インド経済の現状と市場の展望~18年1-3月期GDP
- 実質GDP成長率は前年同期比+7.7%でした。個人消費、固定資本投資主導で大きく加速しました。
- モディ政権の投資重視の政策スタンスの下、改革効果もあいまって好調な景気が続くと見込まれます。
- 高成長見通しに株価は底堅く、通貨ルピーも米利上げで厳しい環境ながら相対的に底堅いと考えます。
固定資本投資が堅調
5月31日、インド統計計画実行省が発表した18年1-3月期の実質GDP成長率は、前年同期比+7.7%でした。17年10-12月期は、当初の+7.2%から+7.0%に下方修正されたものの、2期連続の+7%台となり、インド経済は好調さを取り戻しています。

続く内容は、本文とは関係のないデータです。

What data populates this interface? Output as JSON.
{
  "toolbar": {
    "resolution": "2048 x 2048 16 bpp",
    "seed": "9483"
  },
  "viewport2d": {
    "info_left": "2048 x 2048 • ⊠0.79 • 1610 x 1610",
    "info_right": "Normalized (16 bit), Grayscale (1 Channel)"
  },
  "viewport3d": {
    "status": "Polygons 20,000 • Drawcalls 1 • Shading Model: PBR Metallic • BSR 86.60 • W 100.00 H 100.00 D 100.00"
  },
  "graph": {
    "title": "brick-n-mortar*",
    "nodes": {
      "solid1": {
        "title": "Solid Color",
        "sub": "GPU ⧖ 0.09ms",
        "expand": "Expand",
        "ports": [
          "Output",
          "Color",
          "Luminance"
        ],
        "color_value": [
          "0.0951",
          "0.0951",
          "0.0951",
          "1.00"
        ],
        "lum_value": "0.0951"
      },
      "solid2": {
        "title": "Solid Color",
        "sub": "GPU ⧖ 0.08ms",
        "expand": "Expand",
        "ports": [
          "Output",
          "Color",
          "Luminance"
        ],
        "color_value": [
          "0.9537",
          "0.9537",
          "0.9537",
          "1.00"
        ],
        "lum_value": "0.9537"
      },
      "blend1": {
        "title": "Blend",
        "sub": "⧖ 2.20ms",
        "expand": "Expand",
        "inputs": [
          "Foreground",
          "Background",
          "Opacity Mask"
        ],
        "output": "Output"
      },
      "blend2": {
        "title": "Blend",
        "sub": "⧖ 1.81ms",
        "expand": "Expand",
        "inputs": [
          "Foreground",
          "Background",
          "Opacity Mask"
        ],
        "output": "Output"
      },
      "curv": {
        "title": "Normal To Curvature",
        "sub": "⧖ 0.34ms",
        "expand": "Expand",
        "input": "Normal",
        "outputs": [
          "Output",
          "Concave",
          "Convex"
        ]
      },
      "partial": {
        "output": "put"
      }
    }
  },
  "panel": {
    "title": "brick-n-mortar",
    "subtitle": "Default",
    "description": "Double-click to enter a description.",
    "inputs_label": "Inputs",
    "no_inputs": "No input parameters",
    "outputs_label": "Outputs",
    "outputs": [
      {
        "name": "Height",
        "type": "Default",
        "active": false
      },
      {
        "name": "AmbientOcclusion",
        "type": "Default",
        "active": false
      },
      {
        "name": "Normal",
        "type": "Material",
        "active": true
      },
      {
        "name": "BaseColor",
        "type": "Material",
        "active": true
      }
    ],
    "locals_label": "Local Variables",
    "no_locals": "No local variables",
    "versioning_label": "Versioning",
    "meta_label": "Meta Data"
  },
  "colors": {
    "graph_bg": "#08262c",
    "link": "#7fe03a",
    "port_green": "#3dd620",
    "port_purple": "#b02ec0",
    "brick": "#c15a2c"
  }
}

主要な需要項目を見ると、個人消費が前年同期比+6.7%と底堅く、固定資本投資は同+14.4%と好調でした。企業の設備投資に加え、モディ政権のインフラ、住宅への投資を重視した政策がけん引したと見られます。一方、外需(純輸出、輸出-輸入)は、内需が好調なことから輸入が堅調でマイナス寄与が拡大しました。内需の好調さについては、全国統一の間接税体系GST(財・サービス税)の導入、高額紙幣廃止による個人取引のキャッシュレス化が、経済の効率性を高める効果も徐々に出てきていると見られ、高成長が続くと予想されます。
市場を取り巻くリスクは小さい
ルピー相場は、米ドル金利上昇による新興国通貨の投資妙味減退の流れで、1月後半以降下落しました。しかし、+7%成長への回復が分かった3月に下げ止まり、引き続き厳しい環境下で比較的底堅い展開です。また、株価もほぼ同時期に下落しましたが、企業業績見通しは高い利益成長を見込む向きが依然多く、3月下旬以降反発しています。
今後のリスクとしては、世界経済がさらに減速すること、ルピー安をきっかけにインフレ圧力が増大し、利上げを余儀なくされること、などが挙げられます。しかし、1-3月期に景気が減速した先進国は、4-6月期には持ち直す公算が大きく、ルピー相場も足元では下げ止まり、現時点の水準なら、インフレ率を押し上げる効果は小さく、いずれのリスクも小さいと考えられます。